The tax calculation is:
Tax payable = Equity incentive income × Applicable tax rate – Quick deduction.
If an individual taxpayer receives stock incentives two or more times (including twice) within a tax year, the incentives should be combined for tax calculation.
5) Individual Income Tax Policy for Personal Partners of Entrepreneurial Investment Enterprises
The notice from China’s Ministry of Finance, the State Taxation Administration, the National Development and Reform Commission, and the China Securities Regulatory Commission primarily focuses on the procedures Chinese venture capital firms should follow when calculating personal income tax for their partners.
Venture capital firms can opt for one of two methods to determine personal income tax: they can either base calculations on a single investment fund or compute based on the firm’s annual total income. For those choosing the single investment fund method, income derived from the transfer of equity and dividends is taxed at a 20% rate. In contrast, if they opt for the total annual income approach, the income is taxed progressively at rates ranging from 5% to 35% depending on the amount.

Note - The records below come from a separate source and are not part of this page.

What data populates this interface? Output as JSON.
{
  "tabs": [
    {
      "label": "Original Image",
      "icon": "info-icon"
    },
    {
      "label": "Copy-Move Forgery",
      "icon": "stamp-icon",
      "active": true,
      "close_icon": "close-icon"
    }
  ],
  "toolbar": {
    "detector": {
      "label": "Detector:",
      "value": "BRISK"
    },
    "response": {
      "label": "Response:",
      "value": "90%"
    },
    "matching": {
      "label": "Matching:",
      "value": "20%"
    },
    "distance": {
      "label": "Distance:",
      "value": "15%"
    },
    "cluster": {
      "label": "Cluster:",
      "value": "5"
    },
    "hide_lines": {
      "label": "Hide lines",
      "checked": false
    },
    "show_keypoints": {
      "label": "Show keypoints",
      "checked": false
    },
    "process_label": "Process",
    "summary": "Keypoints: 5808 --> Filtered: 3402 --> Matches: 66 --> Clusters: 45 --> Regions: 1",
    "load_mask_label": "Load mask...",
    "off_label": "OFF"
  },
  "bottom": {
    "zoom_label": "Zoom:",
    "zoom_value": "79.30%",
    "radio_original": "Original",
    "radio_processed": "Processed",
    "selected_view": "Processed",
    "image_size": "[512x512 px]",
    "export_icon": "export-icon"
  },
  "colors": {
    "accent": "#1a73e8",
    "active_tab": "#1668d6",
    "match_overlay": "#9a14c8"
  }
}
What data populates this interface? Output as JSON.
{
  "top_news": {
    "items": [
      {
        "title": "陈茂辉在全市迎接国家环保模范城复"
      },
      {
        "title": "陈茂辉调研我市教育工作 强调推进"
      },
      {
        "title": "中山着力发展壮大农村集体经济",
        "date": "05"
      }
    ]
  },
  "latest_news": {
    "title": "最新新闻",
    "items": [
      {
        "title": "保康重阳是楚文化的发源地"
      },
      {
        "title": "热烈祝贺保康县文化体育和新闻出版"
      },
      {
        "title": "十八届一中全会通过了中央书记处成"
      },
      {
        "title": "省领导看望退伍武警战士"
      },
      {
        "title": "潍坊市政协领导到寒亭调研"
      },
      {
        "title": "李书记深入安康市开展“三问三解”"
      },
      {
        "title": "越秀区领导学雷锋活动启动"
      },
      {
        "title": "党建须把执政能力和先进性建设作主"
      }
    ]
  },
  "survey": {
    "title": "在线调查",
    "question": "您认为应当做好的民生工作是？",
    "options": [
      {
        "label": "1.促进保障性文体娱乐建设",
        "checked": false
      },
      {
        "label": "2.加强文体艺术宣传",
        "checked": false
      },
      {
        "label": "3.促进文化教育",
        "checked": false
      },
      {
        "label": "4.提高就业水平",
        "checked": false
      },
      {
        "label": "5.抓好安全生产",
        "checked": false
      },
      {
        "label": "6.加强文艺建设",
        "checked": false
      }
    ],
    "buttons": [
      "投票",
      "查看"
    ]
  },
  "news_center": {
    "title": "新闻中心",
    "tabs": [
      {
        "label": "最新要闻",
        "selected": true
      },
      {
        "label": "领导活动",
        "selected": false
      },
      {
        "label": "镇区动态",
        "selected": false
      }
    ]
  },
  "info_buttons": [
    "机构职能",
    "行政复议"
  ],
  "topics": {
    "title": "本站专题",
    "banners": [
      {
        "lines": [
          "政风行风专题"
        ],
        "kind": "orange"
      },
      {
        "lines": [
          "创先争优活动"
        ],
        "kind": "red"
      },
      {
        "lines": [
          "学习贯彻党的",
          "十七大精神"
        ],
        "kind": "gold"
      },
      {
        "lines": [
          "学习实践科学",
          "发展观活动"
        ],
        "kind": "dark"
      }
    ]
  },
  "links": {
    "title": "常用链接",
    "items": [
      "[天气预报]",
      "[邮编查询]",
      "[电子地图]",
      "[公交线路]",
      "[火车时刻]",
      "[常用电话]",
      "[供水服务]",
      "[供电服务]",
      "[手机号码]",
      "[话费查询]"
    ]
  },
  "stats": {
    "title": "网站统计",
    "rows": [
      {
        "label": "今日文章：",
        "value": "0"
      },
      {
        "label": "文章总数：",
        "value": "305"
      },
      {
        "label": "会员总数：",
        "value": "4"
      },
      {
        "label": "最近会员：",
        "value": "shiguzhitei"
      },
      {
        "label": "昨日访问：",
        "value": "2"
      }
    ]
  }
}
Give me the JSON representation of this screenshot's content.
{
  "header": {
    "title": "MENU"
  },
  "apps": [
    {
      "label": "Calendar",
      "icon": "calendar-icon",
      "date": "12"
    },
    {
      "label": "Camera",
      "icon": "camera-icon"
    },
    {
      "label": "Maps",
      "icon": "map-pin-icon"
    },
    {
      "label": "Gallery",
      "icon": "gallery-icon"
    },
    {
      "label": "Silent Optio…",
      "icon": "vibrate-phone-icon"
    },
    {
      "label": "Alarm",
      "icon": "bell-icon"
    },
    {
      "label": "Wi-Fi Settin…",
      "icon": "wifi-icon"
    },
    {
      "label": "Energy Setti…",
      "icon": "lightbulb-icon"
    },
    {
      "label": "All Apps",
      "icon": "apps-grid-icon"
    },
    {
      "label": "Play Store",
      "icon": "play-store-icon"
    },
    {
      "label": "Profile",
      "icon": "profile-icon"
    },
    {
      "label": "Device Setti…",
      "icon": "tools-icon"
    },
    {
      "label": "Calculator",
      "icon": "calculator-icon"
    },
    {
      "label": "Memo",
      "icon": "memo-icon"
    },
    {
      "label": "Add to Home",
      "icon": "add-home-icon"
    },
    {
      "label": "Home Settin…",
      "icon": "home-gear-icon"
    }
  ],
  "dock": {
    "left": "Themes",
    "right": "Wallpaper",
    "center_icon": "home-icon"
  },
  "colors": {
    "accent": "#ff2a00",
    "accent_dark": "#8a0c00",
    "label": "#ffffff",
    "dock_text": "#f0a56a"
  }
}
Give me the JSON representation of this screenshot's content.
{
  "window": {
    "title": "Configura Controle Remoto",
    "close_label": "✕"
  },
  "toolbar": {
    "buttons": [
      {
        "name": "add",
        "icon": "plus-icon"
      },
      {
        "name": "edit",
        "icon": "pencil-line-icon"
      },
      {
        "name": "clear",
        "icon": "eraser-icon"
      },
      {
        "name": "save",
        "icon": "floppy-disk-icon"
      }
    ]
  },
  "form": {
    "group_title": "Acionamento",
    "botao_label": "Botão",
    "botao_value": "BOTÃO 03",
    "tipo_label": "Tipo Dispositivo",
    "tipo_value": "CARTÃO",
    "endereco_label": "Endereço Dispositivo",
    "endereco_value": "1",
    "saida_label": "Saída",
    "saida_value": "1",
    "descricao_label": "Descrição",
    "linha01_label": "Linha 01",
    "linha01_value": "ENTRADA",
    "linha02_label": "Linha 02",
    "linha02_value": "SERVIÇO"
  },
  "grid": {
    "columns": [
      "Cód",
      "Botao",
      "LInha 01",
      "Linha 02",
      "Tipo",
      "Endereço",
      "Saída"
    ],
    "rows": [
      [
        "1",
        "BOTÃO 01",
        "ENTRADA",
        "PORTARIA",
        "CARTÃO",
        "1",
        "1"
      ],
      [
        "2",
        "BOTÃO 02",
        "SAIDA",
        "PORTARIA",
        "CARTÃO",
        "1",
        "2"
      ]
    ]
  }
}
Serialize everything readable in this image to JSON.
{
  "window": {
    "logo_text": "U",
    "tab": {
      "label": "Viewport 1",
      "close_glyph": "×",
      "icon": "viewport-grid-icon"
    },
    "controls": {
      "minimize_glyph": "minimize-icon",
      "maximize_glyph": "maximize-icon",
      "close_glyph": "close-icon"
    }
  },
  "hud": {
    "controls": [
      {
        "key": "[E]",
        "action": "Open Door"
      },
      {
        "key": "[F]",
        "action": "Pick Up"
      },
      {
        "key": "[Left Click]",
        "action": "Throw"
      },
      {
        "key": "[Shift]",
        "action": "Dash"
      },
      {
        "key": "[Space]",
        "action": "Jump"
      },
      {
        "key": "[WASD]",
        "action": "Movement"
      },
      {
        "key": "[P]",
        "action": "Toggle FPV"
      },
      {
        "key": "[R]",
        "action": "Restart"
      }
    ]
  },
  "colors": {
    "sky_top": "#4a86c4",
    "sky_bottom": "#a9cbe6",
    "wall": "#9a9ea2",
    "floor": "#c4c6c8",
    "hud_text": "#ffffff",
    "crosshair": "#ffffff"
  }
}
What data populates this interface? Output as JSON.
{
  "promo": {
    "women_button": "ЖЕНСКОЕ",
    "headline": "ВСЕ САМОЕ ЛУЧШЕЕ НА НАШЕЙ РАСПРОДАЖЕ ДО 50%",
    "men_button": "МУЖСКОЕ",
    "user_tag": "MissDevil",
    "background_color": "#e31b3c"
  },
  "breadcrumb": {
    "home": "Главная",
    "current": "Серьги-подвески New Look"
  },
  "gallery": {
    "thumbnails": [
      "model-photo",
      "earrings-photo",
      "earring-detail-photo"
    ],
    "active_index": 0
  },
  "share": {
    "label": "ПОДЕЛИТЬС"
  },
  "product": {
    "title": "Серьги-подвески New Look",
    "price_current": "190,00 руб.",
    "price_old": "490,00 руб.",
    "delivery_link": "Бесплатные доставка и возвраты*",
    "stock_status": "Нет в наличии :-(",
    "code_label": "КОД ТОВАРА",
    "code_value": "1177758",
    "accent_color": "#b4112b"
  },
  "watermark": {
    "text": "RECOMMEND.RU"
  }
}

Several detailed provisions are provided for calculating tax using the single investment fund approach, including how to account for income from equity transfers and dividend receipts. Certain expenditures, like the fees and remunerations for the fund managers, cannot be deducted in these calculations.
If venture capital firms decide on the total annual income method, it involves summing up the year’s total income, subtracting costs, expenses, and losses, and then determining the amount to be distributed to individual partners. Special provisions allow for certain deductions under specified conditions.
Once a venture capital firm selects a method, they are bound to it for three years. They must also register their chosen method with the relevant tax authorities.